In an interview with Lesotho Times, Ramarikhoane said although the community policing initiative made a significant positive impact by reducing crime when it started in 2001, they were indications that communities had slackened as seen by the increase in crime.
Although he could not immediately provide crime statistics, he said police were concerned about the increase of crimes such as sexual assaults, murder, assaults and robbery.
“We believe it is only through collaborations with communities that our policing services can continue to improve throughout the country.
“On the other hand, it is important for all people to understand that taking responsibility to prevent crime would benefit the country’s economy and also ensure lawfulness in our communities,” Ramarikhoane said.

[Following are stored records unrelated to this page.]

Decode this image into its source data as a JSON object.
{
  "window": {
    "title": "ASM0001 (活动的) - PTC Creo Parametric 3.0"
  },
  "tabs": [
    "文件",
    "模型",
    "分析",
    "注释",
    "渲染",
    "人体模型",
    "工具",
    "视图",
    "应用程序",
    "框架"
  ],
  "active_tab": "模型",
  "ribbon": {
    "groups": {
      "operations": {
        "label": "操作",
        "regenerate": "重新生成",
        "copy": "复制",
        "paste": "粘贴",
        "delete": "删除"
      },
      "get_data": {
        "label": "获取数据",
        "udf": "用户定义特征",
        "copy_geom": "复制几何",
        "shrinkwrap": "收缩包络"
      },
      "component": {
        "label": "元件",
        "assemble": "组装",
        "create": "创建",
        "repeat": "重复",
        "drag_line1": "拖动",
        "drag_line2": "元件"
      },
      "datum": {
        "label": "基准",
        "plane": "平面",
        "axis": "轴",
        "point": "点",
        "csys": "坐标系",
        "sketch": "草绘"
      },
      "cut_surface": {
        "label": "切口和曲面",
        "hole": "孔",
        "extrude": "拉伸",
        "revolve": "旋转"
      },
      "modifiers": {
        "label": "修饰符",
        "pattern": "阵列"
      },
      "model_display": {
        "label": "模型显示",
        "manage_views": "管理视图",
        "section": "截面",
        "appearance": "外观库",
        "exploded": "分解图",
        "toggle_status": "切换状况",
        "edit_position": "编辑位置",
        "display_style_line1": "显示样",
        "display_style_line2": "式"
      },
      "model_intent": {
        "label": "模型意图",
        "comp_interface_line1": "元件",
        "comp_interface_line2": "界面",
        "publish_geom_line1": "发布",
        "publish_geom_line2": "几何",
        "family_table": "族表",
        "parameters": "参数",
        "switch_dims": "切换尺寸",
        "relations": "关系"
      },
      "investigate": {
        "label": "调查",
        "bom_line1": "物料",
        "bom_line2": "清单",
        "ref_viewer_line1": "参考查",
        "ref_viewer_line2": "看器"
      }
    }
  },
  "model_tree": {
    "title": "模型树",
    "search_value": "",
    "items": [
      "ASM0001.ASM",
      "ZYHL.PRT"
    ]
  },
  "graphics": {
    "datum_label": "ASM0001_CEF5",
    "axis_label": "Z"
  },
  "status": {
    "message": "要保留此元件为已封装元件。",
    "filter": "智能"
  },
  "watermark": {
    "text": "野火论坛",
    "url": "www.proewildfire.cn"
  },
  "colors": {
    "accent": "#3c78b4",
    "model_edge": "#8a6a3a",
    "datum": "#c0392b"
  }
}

The community policing initiative, which started with four pilot projects in Pitseng, Mapholaneng, Matelile and Koro Koro communities from Leribe, Mokhotlong, Mafeteng and Maseru districts respectively, was introduced by the then Prime Minister Pakalitha Mosisili in 2001.
Its key objective was to operate differently in order to reduce crime.
In 2004, community policing was rolled-out in Mabote and Lithoteng in Maseru and Maputsoe before it was introduced to many other areas.
“The project was piloted in a few areas to test whether it would improve interaction and relations between the police and the public.
“It remains important that communities work with the police by providing information, which can lead to quick arrests and also reduce the costs associated with lengthy investigations,” Ramarikhoane said.
He added the initiative, which formulated strong partnership between the police and the communities, also sought to boost levels of trust.
“Trust in the sense that the police can depend on the communities for information and other support and also on the part of the communities to be able to open up with the trust that action would be taken.”
He emphasised the need to re-organise the community policing programme.
“Renewed efforts are being made to ensure full community and police participation to prevent crime and ensure perpetrators are brought to book.”